The recommended configuration for maximum quality:

[steering]
vector_method = "sra"
steering_mode = "spherical"
discriminative_layer_selection = true
projected_abliteration = true

Quick Start

pip install -U abliterix
abliterix --model Qwen/Qwen3-4B-Instruct-2507

That's it. The process is fully automatic — after optimization completes, you can save the model, upload to Hugging Face, or chat with it interactively.

Windows: use python scripts/run_abliterix.py --model <model> or set PYTHONIOENCODING=utf-8 to avoid Rich encoding issues.

How It Works

Language models learn to refuse harmful queries through specific activation patterns in their residual stream. Abliterix identifies these patterns and surgically removes them:

  1. Compute refusal directions — pass harmless and harmful prompts through the model, extract per-layer residual activations, and compute the difference vector that characterizes "refusal behavior"
  2. Orthogonalize — project out the component aligned with normal "good" responses, isolating only the refusal signal
  3. Abliterate — apply weight modifications to attention (Q/K/V/O) and MLP components, weighted by a kernel function across layers. Supports two modes:
    • LoRA mode — rank-1 adapters for reversible, lightweight modifications
    • Direct mode — norm-preserving orthogonal projection on base weights in float32 (required for double-norm architectures like Gemma 4)
  4. Expert-Granular Abliteration (EGA) — for MoE models, project the refusal direction from all expert down_proj slices (not just top-N safety experts), plus router weight suppression
  5. Optimize — Optuna's Tree-structured Parzen Estimator searches over kernel shape, fractional direction index, and per-component abliteration strength across all 5 steerable components, selecting Pareto-optimal configurations that minimize both refusals and model degradation

Results

Abliterated models uploaded to Hugging Face:

Model Refusals KL Divergence Trials Method
Gemma-4-31B 18/100 (18%) 0.0007 20 Direct + Q/K/V/O
LFM2-24B-A2B 0/100 (0%) 0.0079 50 LoRA
GLM-4.7-Flash 1/100 (1%) 0.0133 50 LoRA
Devstral-Small-2-24B 3/100 (3%) 0.0086 50 LoRA
Qwen3.5-122B-A10B 1/200 (0.5%) 0.0115 25 LoRA + MoE
Qwen3.5-35B-A3B 3/200 (1.5%) 0.0035 50 LoRA + MoE
Qwen3.5-27B 3/200 (1.5%) 0.0051 35 LoRA
Qwen3.5-9B 2/200 (1%) 0.0105 50 LoRA
Qwen3.5-4B 3/200 (1.5%) 0.0065 50 LoRA
Qwen3.5-0.8B 0/200 (0%) 0.0087 100 LoRA

Key Findings

Gemma 4 is the hardest model to abliterate. Its double-norm architecture (4x RMSNorm/layer) + Per-Layer Embeddings (PLE) actively resist LoRA and hook-based steering. Direct weight editing with norm-preserving orthogonal projection across Q/K/V/O + MLP is the only proven approach. We achieved 18/100 with only 20 warmup trials — full TPE optimization is expected to reach single digits.

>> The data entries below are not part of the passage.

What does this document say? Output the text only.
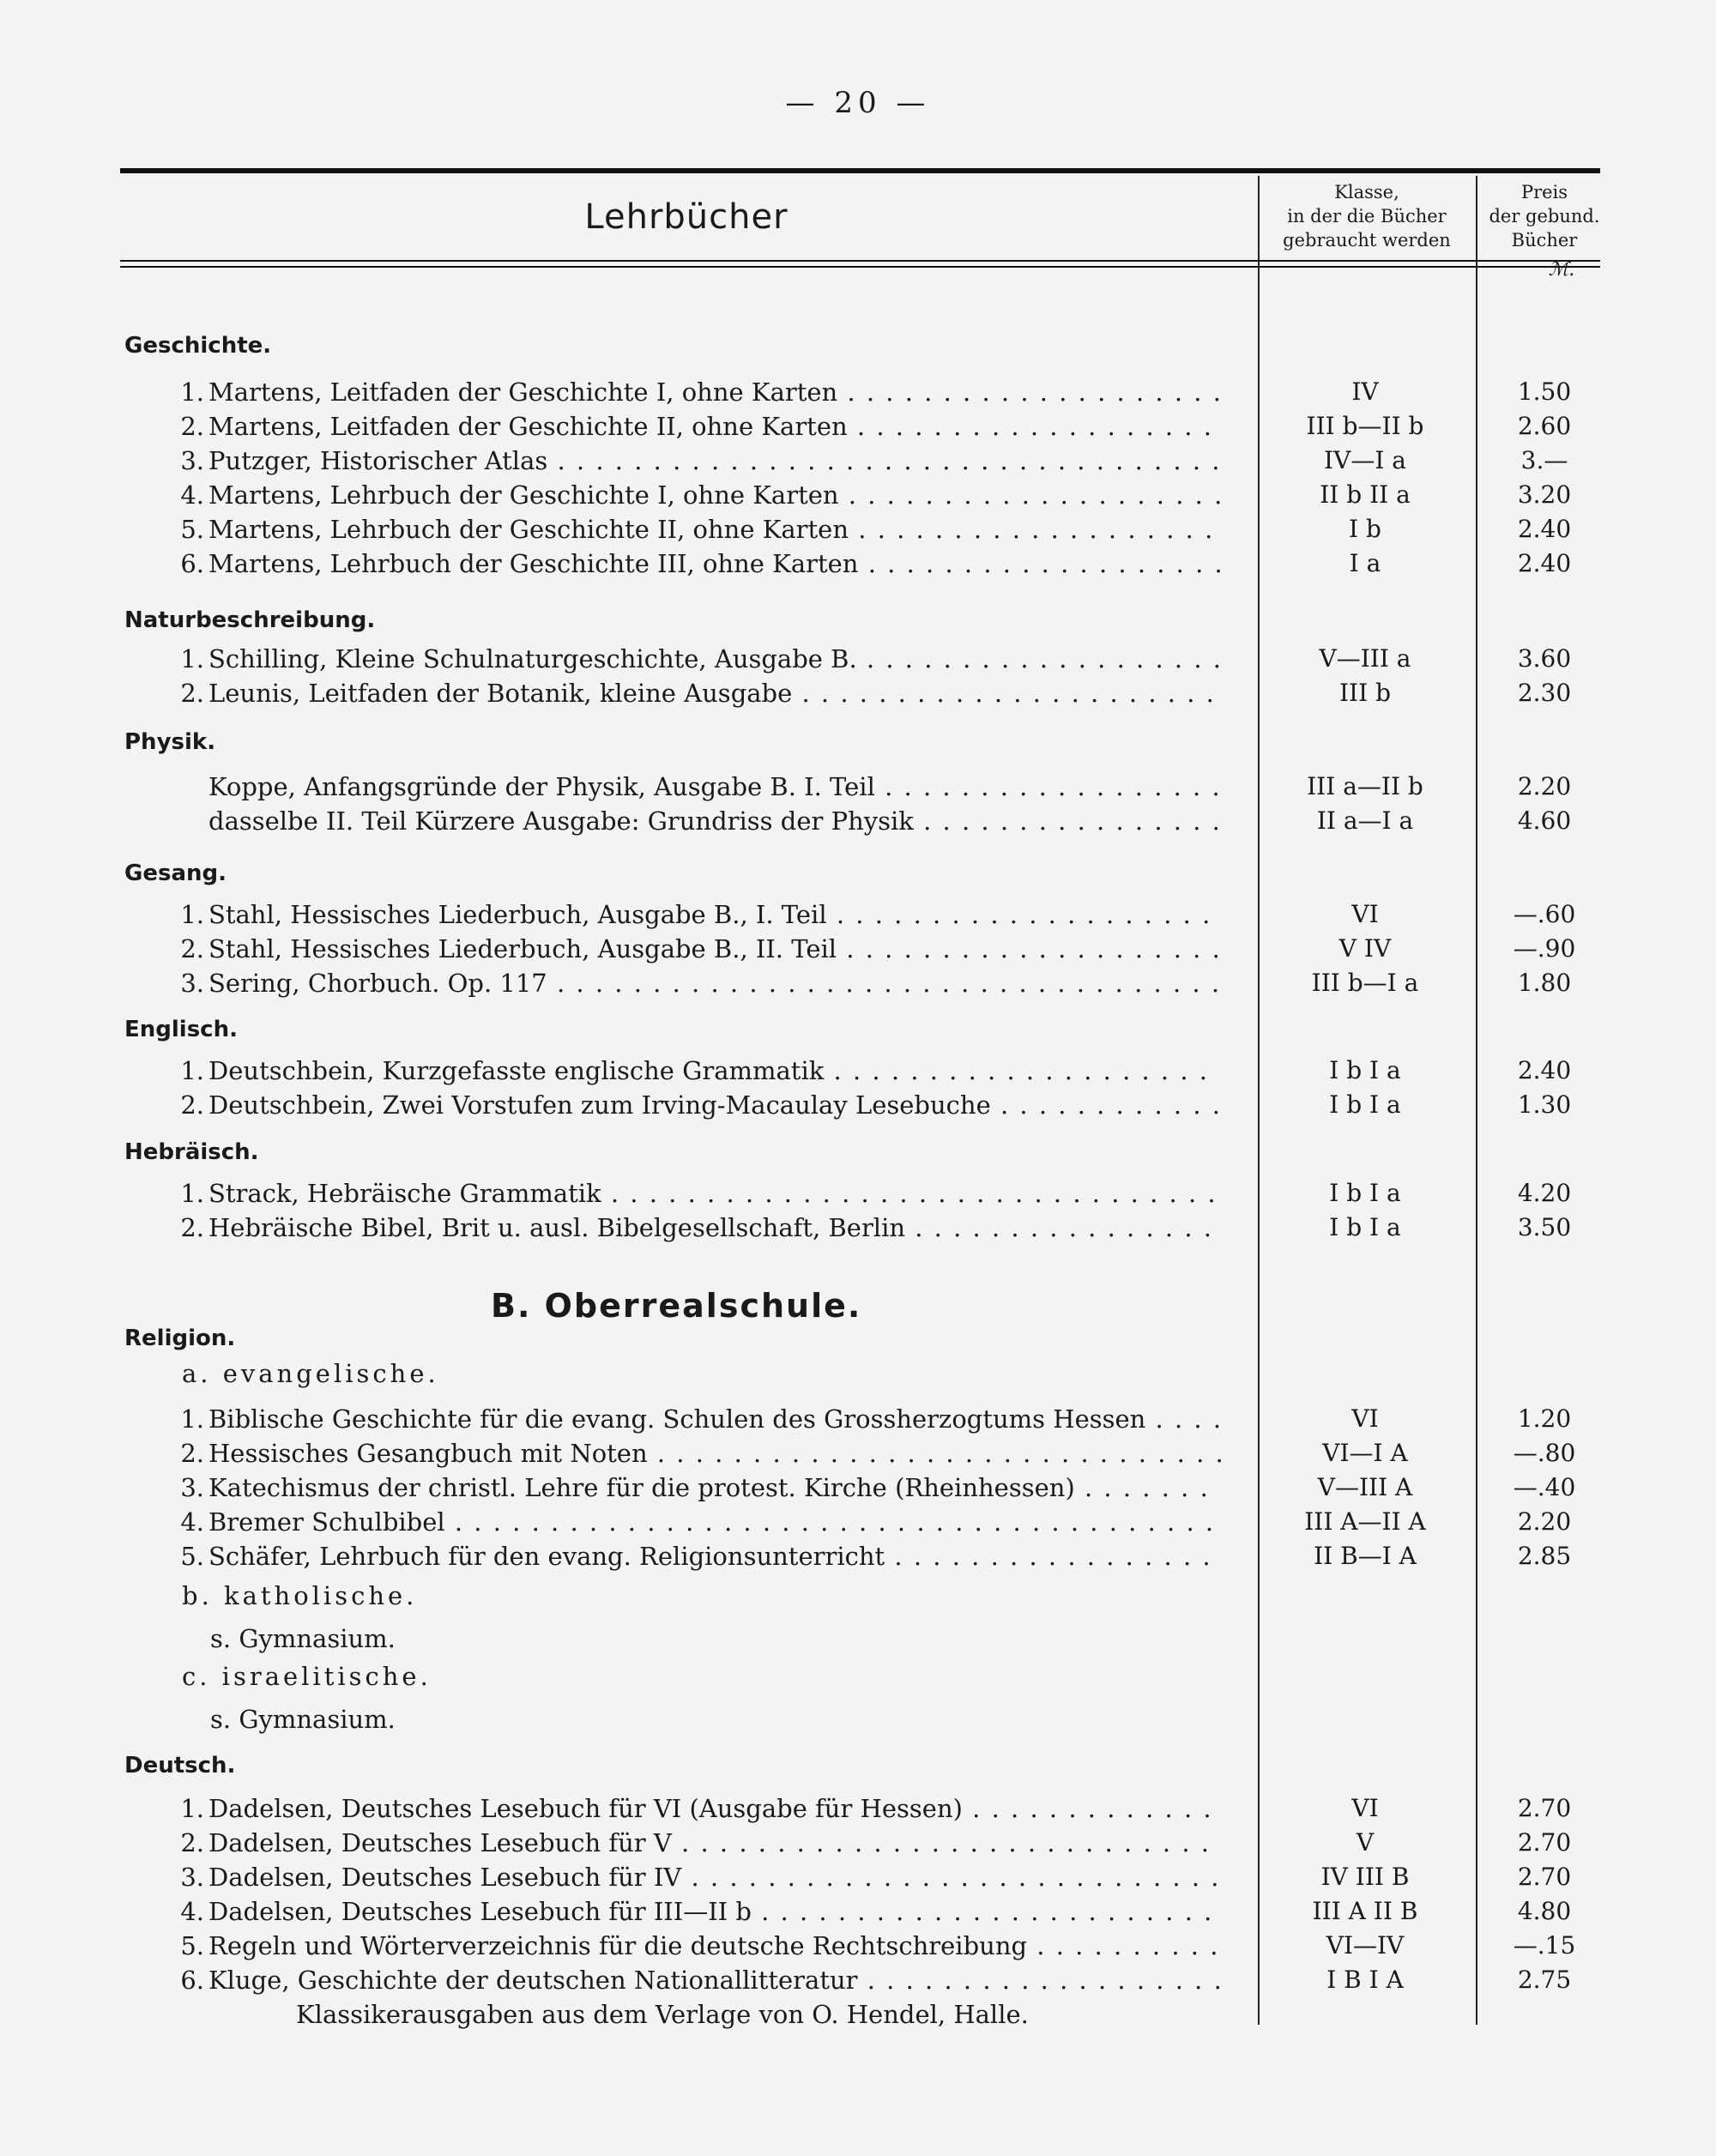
— 20 —
Lehrbücher
Klasse,
in der die Bücher
gebraucht werden
Preis
der gebund.
Bücher
ℳ.
Geschichte.
1. Martens, Leitfaden der Geschichte I, ohne Karten . . .	IV	1.50
2. Martens, Leitfaden der Geschichte II, ohne Karten . . .	III b—II b	2.60
3. Putzger, Historischer Atlas . . .	IV—I a	3.—
4. Martens, Lehrbuch der Geschichte I, ohne Karten . . .	II b II a	3.20
5. Martens, Lehrbuch der Geschichte II, ohne Karten . . .	I b	2.40
6. Martens, Lehrbuch der Geschichte III, ohne Karten . . .	I a	2.40
Naturbeschreibung.
1. Schilling, Kleine Schulnaturgeschichte, Ausgabe B. . . .	V—III a	3.60
2. Leunis, Leitfaden der Botanik, kleine Ausgabe . . .	III b	2.30
Physik.
Koppe, Anfangsgründe der Physik, Ausgabe B. I. Teil . . .	III a—II b	2.20
dasselbe II. Teil Kürzere Ausgabe: Grundriss der Physik . . .	II a—I a	4.60
Gesang.
1. Stahl, Hessisches Liederbuch, Ausgabe B., I. Teil . . .	VI	—.60
2. Stahl, Hessisches Liederbuch, Ausgabe B., II. Teil . . .	V IV	—.90
3. Sering, Chorbuch. Op. 117 . . .	III b—I a	1.80
Englisch.
1. Deutschbein, Kurzgefasste englische Grammatik . . .	I b I a	2.40
2. Deutschbein, Zwei Vorstufen zum Irving-Macaulay Lesebuche . . .	I b I a	1.30
Hebräisch.
1. Strack, Hebräische Grammatik . . .	I b I a	4.20
2. Hebräische Bibel, Brit u. ausl. Bibelgesellschaft, Berlin . . .	I b I a	3.50
B. Oberrealschule.
Religion.
a. evangelische.
1. Biblische Geschichte für die evang. Schulen des Grossherzogtums Hessen . . .	VI	1.20
2. Hessisches Gesangbuch mit Noten . . .	VI—I A	—.80
3. Katechismus der christl. Lehre für die protest. Kirche (Rheinhessen) . . .	V—III A	—.40
4. Bremer Schulbibel . . .	III A—II A	2.20
5. Schäfer, Lehrbuch für den evang. Religionsunterricht . . .	II B—I A	2.85
b. katholische.
s. Gymnasium.
c. israelitische.
s. Gymnasium.
Deutsch.
1. Dadelsen, Deutsches Lesebuch für VI (Ausgabe für Hessen) . . .	VI	2.70
2. Dadelsen, Deutsches Lesebuch für V . . .	V	2.70
3. Dadelsen, Deutsches Lesebuch für IV . . .	IV III B	2.70
4. Dadelsen, Deutsches Lesebuch für III—II b . . .	III A II B	4.80
5. Regeln und Wörterverzeichnis für die deutsche Rechtschreibung . . .	VI—IV	—.15
6. Kluge, Geschichte der deutschen Nationallitteratur . . .	I B I A	2.75
Klassikerausgaben aus dem Verlage von O. Hendel, Halle.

  • Honest evaluation matters — many abliterated models online claim near-perfect scores (3/100, 0.7%, etc.) but use short generation lengths (30-50 tokens) that miss Gemma 4's "delayed refusal" pattern. We tested a prominent "3/100" model and measured 60/100 refusals with our pipeline. See our evaluation methodology below.
  • Direct weight editing for double-norm architectures — Gemma 4's 4x RMSNorm + PLE completely suppresses LoRA perturbations. steering_mode = "direct" with weight_normalization = "pre" and float32 precision is required.
  • Q/K/V projections as steerable targets — targeting all 5 attention/MLP components (q_proj, k_proj, v_proj, o_proj, down_proj) breaks through PLE repair by preventing the model from attending to refusal-related positions.
  • Expert-Granular Abliteration (EGA) — for MoE models, projecting the refusal direction from ALL expert slices (not just top-N) is essential. Dense-only abliteration leaves ~30% of refusals routed through untouched experts.
  • Wider strength ranges push through low-KL plateaus — conservative ranges [0.5, 2.0] produce KL < 0.001 but barely reduce refusals. Expanding to [1.0, 6.0] finds the sweet spot.
  • Non-transformer architectures work too — LFM2's hybrid conv+attention architecture achieved 0% refusals by steering convolution output projections alongside attention and MLP components.

Evaluation Methodology

TL;DR: Most abliteration benchmarks are broken. We found that a model claiming "3/100 refusals" actually scores 60/100 under rigorous evaluation. The difference? Generation length and prompt difficulty.

The problem with current benchmarks

The abliteration community has a systemic benchmarking crisis. Model cards routinely claim near-perfect scores — "3/100 refusals", "0.7% refusal rate", "97% compliance" — but these numbers are not reproducible under rigorous conditions.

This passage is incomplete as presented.